The scheme was one which demanded the utmost secrecy, that it might be too sudden for the English influence to defeat it; the emperor had therefore arranged that Ferdinand should enter Spain early in November, that is at the very moment when it would have been most injurious to the English interest, because then the disputes in the Cortez between the serviles and Jacobins were most rancorous, and the hostility of the regencies both in Portugal and Spain towards the English general and English influence undisguised. Suchet had then also proved his superiority to the allies in Catalonia, and Soult’s gigantic lines being unessayed seemed impregnable. But in Napoleon’s council were persons seeking only to betray him. It was the great misfortune of his life to have been driven by circumstances to suffer such men as Talleyrand and Fouché, whose innate treachery has become proverbial, to meddle in his affairs or even to approach his court. Mischief of this kind, however, necessarily awaits men who like Napoleon and Oliver Cromwell have the courage to attempt after great convulsions and civil wars the rebuilding of the social edifice without spilling blood. Either to create universal abhorrence by their cruelty, or to employ the basest of men, the Talleyrands, Fouchés, and Monks, of revolutions, is their inevitable fate; and never can they escape the opposition, more dangerous still, of honest and resolute men, who unable to comprehend the necessity of the times see nothing but tyranny in the vigour which prevents anarchy.

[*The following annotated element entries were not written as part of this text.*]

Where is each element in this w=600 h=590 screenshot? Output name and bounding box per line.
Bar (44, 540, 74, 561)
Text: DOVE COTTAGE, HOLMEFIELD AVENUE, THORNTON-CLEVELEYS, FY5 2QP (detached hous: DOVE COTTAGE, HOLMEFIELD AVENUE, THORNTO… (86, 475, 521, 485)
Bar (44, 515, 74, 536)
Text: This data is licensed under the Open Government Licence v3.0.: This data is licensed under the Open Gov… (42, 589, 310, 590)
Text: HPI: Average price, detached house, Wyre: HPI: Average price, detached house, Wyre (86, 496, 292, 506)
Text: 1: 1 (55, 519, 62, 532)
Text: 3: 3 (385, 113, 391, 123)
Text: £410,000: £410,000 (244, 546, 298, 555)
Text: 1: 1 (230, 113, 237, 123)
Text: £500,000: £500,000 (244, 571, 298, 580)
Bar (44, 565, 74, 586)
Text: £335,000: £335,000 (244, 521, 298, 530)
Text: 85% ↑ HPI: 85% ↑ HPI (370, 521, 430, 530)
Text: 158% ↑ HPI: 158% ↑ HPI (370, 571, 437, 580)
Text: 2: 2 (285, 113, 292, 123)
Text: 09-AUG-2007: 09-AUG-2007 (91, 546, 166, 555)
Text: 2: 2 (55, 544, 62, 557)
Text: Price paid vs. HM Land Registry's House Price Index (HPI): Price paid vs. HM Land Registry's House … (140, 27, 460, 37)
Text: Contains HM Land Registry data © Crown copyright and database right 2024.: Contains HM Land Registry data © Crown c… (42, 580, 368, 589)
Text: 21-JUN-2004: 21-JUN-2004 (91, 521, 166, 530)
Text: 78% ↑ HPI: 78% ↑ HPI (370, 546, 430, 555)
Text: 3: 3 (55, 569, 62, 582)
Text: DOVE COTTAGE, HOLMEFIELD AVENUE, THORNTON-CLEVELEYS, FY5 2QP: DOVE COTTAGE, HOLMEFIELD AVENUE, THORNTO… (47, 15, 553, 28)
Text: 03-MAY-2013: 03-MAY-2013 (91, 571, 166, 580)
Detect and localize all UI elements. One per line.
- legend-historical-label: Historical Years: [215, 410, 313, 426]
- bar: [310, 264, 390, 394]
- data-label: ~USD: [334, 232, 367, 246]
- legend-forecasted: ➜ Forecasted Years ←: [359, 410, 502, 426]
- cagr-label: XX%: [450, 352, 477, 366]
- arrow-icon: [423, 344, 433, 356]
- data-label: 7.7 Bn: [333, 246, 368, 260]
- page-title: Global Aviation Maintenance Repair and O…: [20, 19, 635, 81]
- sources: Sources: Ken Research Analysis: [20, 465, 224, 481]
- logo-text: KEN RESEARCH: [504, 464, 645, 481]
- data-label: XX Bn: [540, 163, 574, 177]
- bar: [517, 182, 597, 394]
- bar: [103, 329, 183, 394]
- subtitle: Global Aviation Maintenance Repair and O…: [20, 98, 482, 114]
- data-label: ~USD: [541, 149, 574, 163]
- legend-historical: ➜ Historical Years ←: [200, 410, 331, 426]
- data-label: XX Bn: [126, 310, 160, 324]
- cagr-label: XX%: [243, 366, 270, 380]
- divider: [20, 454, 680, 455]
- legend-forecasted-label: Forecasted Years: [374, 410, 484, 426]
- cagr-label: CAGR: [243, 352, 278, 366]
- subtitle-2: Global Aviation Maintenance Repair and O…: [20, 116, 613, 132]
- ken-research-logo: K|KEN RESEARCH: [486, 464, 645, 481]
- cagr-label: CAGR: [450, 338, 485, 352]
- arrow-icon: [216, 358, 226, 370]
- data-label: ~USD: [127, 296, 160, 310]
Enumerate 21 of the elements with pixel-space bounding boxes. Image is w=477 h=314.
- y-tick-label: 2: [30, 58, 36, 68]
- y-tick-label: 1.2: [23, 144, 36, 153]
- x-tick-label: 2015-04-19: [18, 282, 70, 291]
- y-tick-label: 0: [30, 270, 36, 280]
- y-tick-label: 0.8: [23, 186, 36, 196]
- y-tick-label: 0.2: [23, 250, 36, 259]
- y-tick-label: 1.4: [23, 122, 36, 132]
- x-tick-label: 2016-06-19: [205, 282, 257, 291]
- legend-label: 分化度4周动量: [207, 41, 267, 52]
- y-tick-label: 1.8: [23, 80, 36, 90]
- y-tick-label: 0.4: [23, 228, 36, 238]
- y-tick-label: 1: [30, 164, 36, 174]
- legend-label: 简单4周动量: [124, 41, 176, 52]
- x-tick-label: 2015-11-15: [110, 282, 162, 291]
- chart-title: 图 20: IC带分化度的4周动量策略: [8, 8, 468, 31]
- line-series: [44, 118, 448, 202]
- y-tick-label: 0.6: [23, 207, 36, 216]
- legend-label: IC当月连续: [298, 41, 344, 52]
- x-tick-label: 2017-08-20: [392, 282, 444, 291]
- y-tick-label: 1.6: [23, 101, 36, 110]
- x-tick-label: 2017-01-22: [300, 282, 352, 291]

The treaty of Valençay was too important a measure to escape the sagacity of the traitors around Napoleon, and when their opposition in the council and their secret insinuations proved unavailing to dissuade him from it, they divulged the secret to the partizans of the Bourbons. Taking advantage of the troubled state of public affairs which occupied the emperor’s time and distracted his attention, they contrived that Ferdinand’s emissaries should precede him to Madrid, and delayed his own departure until March when the struggle was at an end. Nevertheless the chances of success for this scheme, even in its imperfect execution, were so many and so alarming that lord Wellington’s sudden change from fierce enmity to a warm support of the regency, when he found it resolute and frank in its rejection of the treaty, although it created so much surprize and anger at the moment, cannot be judged otherwise than as the wise and prudent proceeding of a consummate statesman. Nor did he fail to point out to his own government the more distant as well as the immediate danger to England and Spain involved in this singularly complicated and important affair.